Both the Jindals dress in clothes that would wear well: him in a dark blue wool suit, a blue shirt and maroon tie; her in a green suede pants suit with a beige turtleneck. "This won't wrinkle," Supriya says.

At 6:45 a.m. Friday, Jindal's bus parks outside the Lafayette radio station complex while he talks to an Alexandria radio station by cell phone. There follows a well-coordinated ballet of sorts as Jindal and opponent Kathleen Blanco are whisked in and out three different sound booths for the AM and FM stations and the country station. Their eyes never meet, even though at one point they were about 10 feet away from one another, separated by a glass wall.

After a live shot for a Lafayette television outside the station, it's off to the Lafayette airport, where Blanco's and Jindal's airplanes await them. Jindal's plane is wheels up first.

During his 22-minute jet ride to Shreveport, Jindal explains how he is going without sleep. "It's these crowds. I draw strength from them," he says, talking about the morning poll numbers showing it is close and could turn on turnout.

The whirlwind

Noon: A crowd of about 100 awaits Jindal at Shreveport's Downtown Airport.

The Rev. Billy McCormack, 75, a key Christian Coalition leader who was with Jindal early and will be with him in New Orleans tonight, is confident. "I had every confidence from the very beginning."

At his University Baptist Church's prep school commencement in May 2002, "I introduced him as the next governor of Louisiana," McCormack says, claiming he influenced Gov. Mike Foster to back Jindal.

Vorcellie Wyatt, 54, who moved back to her North Louisiana roots after growing up in Oakland, says she's not worried about Jindal being able to handle being governor. "When I was 32, I could handle a lot of stress."

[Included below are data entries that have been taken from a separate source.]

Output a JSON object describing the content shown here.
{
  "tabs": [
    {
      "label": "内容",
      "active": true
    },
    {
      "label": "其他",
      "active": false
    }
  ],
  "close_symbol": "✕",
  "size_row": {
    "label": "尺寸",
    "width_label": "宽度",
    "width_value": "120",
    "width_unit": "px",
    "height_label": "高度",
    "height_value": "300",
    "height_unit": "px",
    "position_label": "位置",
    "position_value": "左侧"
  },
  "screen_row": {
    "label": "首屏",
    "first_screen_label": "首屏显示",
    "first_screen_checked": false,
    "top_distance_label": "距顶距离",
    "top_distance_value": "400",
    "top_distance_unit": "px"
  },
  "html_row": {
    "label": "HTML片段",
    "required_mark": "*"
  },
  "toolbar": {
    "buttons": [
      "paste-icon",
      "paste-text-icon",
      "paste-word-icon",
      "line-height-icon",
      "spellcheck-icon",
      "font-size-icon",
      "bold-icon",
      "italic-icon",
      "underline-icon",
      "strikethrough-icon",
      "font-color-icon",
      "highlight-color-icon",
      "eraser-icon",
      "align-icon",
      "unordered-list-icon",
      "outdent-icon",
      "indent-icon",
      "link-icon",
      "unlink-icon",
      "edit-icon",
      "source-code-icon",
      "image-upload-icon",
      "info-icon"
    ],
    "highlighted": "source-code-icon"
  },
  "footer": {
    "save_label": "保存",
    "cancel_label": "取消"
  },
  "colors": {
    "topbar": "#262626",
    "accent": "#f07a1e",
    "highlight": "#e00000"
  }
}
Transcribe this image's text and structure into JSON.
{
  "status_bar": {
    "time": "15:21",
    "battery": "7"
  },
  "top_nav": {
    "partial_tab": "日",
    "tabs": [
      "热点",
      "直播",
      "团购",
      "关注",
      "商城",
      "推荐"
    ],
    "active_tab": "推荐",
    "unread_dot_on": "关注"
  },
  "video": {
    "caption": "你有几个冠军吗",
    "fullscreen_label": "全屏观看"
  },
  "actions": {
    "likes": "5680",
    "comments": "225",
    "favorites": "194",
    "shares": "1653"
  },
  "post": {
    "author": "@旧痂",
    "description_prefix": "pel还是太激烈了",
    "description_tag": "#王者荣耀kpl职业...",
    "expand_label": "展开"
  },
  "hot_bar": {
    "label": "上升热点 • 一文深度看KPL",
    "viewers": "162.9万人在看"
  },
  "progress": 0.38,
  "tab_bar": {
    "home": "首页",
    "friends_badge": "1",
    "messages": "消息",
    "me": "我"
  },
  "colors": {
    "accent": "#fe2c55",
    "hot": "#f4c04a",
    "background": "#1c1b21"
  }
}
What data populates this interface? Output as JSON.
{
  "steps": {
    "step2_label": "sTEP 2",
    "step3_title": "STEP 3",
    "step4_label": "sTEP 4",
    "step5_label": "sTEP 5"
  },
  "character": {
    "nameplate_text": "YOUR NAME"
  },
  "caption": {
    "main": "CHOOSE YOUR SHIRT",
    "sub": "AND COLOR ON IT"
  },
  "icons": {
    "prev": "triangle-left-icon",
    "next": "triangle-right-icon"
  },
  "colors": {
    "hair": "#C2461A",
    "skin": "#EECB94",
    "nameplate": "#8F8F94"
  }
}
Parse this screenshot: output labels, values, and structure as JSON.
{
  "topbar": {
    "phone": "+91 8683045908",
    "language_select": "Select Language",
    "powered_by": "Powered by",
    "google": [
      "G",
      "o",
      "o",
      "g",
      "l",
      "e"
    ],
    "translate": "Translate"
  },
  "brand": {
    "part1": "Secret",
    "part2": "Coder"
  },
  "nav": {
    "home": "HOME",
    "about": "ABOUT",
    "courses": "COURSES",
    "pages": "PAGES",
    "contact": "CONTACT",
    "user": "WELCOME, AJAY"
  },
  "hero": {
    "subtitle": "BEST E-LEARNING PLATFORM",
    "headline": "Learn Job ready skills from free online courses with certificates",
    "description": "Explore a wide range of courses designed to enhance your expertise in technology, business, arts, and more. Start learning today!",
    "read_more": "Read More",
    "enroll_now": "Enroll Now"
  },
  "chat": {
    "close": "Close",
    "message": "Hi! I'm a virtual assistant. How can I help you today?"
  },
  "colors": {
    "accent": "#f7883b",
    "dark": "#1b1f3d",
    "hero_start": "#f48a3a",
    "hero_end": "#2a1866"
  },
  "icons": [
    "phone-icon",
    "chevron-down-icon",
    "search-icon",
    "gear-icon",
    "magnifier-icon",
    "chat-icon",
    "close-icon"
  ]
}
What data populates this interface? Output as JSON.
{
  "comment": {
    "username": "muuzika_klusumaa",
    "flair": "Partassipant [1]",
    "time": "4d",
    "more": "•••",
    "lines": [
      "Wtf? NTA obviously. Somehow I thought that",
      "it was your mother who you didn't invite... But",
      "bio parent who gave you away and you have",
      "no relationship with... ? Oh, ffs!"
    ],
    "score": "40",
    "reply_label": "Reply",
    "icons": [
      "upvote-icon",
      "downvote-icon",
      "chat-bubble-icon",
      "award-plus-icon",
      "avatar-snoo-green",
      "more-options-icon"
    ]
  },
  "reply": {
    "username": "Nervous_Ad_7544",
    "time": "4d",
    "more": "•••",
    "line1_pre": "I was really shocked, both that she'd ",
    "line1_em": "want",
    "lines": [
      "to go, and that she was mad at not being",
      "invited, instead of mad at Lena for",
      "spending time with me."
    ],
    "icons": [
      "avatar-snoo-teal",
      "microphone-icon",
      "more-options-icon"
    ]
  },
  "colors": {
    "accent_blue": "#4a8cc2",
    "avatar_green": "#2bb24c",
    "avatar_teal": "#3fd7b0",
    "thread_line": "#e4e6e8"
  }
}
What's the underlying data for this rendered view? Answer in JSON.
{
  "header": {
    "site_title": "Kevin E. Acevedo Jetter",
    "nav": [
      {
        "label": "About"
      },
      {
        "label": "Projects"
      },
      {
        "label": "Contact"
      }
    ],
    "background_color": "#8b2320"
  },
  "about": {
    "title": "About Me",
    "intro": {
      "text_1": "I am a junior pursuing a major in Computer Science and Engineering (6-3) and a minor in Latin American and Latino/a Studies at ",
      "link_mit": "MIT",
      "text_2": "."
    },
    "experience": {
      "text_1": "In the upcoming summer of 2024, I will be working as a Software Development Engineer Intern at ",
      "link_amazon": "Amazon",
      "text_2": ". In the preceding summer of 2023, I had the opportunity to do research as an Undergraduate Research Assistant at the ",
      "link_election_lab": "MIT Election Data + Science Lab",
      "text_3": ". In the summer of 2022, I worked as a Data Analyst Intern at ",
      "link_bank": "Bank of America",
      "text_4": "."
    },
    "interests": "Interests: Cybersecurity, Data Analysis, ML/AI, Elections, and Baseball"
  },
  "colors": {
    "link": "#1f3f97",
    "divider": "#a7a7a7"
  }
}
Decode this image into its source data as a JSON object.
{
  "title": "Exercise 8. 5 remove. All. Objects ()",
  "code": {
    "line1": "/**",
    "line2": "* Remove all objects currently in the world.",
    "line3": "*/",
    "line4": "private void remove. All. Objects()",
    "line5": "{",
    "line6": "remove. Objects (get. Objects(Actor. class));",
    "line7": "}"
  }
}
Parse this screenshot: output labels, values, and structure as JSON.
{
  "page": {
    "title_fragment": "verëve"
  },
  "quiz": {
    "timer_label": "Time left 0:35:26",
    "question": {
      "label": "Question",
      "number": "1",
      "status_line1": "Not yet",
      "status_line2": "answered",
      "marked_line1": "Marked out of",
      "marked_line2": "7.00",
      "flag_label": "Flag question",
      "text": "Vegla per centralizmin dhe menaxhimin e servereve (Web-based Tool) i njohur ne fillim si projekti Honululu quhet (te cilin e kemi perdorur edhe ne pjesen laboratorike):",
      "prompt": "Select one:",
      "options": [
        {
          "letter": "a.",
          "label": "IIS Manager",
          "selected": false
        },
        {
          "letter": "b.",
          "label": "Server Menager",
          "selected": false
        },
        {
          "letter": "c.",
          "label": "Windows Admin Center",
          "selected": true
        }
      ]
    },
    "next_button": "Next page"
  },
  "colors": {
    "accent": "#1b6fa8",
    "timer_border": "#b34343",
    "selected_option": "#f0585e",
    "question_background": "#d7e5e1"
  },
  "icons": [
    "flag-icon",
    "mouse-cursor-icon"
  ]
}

Jindal speaks briefly: "Thank you for your most precious gift. Thank you for your time." He asks the crowd to be respectful of Blanco supporters who are arriving for a 1 p.m. rally at the same location.

12:40 p.m.: Wheels up for the half-hour flight to Alexandria. Jindal's and Blanco's airplanes pass each other in the skies about 10 minutes out of Shreveport, the sight of Cross Lake fading in the distance. Lunch is from McDonald's, Jindal's favorite campaign restaurant because you can eat on the road.

1:15 p.m.: Arriving early for a 2 p.m. airport rally, Jindal goes into an airport office for another radio talk show interview. Rachael Lagrange, 40, of the Tioga community repeats her line that has made her a local radio sensation: "In my opinion, Blanco is as blank as her name," she says, a line her father, Paul Lagrange, says she came up with after watching a debate. Blanco signs are visible through the door. Her rally trails his by an hour.

3:15 p.m.: Lake Charles Airport for another rally. Josh Burill, 25, of Lafayette, who left for Texas after graduating last fall from the University of Louisiana-Lafayette, says he came home to work in Jindal's campaign in Lake Charles. "I was a college student who had to get out."

4:30 p.m.: At the Houma Airport, Jindal is met by defeated Republican candidate Hunt Downer, who urges the crowd of 75 to 100 to vote today. "The weather is cool and the ducks are flying," Downer says to his hometown crowd. "Go hunt, then go vote."

Then Downer reminds Jindal "that if he doesn't do something about coastal erosion, the ground on which we stand will be under water."

Jindal said he hopes the Houma area voters "will help me convince Hunt Downer that he has some public service left in him."

At sunset, the airplane takes off, the alarmingly short distance between Houma and the encroaching gulf waters visible underneath the left wing as the plane banks for the 15-minute flight to Baton Rouge.

5:45 p.m.: After touching down in Baton Rouge, Jindal is swamped by the international media that have dropped in to cover his election. Among them is Niharika Acharya, who is doing a story for the Hindi language cable channel in India. "Indians love success stories," she says, explaining that the Louisiana gubernatorial race is big news. "It is something that has captured the attention of the India people. And it kind of helps Indian-Americans to get into the mainstream."